32nd Sunday in Ordinary Time - 11th November, 2018

Liturgical Reflection


Put in All She Had

Looking between the lines of today’s readings the destitution of women in society is clearly evident.

We begin with the widow from the ancient city of Sidon who shares her last meal with Elijah.  I suspect she did not know who he truly was but trusted when he said there would be enough food to share.  It is a theme found in folk tales: the unending pot of porridge that overflows for example.  Is this an echo of God’s goodness poured out in generous measure to sustain the needs of those who trust?

The beginning of the Gospel brings us also to the near destitution of women and indeed one of the reasons for their poverty.  Jesus speaks of ‘the men who swallow the property of widows’.  He also speaks of how well these men are dressed, of how they are looked up to by society and how they take ‘the places of honour’ while usurping what little resources the poorer people have.

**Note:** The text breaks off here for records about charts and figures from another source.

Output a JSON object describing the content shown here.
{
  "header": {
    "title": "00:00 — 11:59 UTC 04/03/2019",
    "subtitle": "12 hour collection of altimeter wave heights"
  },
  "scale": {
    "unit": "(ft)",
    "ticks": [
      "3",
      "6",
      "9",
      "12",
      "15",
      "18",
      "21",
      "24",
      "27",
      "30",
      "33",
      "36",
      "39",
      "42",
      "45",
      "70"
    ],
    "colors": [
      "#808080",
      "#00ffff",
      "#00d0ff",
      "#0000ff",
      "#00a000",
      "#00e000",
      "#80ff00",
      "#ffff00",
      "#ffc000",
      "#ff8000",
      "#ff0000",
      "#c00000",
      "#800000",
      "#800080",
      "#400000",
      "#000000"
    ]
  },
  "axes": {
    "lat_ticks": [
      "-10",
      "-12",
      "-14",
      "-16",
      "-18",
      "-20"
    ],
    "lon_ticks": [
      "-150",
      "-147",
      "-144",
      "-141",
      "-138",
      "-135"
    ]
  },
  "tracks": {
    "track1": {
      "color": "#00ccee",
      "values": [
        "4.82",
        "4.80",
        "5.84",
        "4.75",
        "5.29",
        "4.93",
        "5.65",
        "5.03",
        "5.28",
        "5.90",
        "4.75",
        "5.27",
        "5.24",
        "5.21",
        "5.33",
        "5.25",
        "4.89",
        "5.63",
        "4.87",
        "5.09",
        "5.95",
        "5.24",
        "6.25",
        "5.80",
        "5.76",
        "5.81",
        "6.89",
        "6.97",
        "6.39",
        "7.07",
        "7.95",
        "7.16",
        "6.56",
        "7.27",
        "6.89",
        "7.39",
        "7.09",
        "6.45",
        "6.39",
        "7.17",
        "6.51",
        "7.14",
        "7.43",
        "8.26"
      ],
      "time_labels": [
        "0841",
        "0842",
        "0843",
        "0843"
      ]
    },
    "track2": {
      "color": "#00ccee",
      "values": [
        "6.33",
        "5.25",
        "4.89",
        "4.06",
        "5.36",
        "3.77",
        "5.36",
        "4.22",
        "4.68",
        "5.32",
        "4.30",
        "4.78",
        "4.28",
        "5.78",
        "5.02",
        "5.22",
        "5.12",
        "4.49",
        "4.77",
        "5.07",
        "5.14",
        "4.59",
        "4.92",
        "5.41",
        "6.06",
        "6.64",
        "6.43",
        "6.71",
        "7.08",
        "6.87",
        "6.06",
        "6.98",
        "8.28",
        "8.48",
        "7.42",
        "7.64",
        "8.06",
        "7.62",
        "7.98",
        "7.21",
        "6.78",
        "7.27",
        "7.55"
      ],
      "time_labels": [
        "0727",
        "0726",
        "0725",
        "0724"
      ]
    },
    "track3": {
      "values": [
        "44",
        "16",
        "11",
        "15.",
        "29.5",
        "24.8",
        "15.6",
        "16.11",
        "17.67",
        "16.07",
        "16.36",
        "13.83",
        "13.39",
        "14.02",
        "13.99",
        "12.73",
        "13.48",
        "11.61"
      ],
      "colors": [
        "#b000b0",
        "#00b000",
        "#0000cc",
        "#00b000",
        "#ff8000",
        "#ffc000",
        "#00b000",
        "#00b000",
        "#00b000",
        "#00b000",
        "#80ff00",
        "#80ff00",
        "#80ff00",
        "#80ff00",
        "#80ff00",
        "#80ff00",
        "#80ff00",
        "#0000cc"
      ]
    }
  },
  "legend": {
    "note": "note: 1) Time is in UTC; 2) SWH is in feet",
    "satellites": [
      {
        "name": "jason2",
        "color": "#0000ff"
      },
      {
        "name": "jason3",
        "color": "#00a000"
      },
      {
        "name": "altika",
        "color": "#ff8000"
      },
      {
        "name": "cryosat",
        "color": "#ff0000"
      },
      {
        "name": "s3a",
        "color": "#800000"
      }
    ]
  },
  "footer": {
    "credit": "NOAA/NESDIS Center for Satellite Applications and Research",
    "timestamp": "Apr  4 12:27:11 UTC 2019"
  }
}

You don’t have to look far to see current parallels.  The evidence given to the Royal Commission into banking springs immediately to mind.

I like to people-watch and it’s good to know that Our Lord also did this.  Sitting and watching the rich contributing (no doubt they were pleased to have an audience) Jesus comes upon the poor widow, and his teaching begins.


His main theme, it seems to me, is that we should give of ourselves according to our resources whether they be monetary or influential and not to be judgmental of others.

Recently I walked into my Year 6 catechist class to see that their teacher had the children watching the Invictus Games.  Not wishing to compete with their rapt interest I decided to change the lesson plan to: ‘Jesus in Action’.  Here was Prince Harry a man of means and influence who instead of living the life of the glitterati was using what he had to improve the lives of others.  And here were the ‘others’ using the limitations of their bodies to share the camaraderie of competition with support and love for those around them.

It would be a wonderful thing if women were equally celebrated for using their wealth and influence for the betterment of others.  Although the status of women has improved greatly in the last two thousand years (might I surmise through the influence of Christianity) we still have a way to go.  It is only when women’s wealth and influence are equal to men’s can we hope for an equal share in the philanthropy.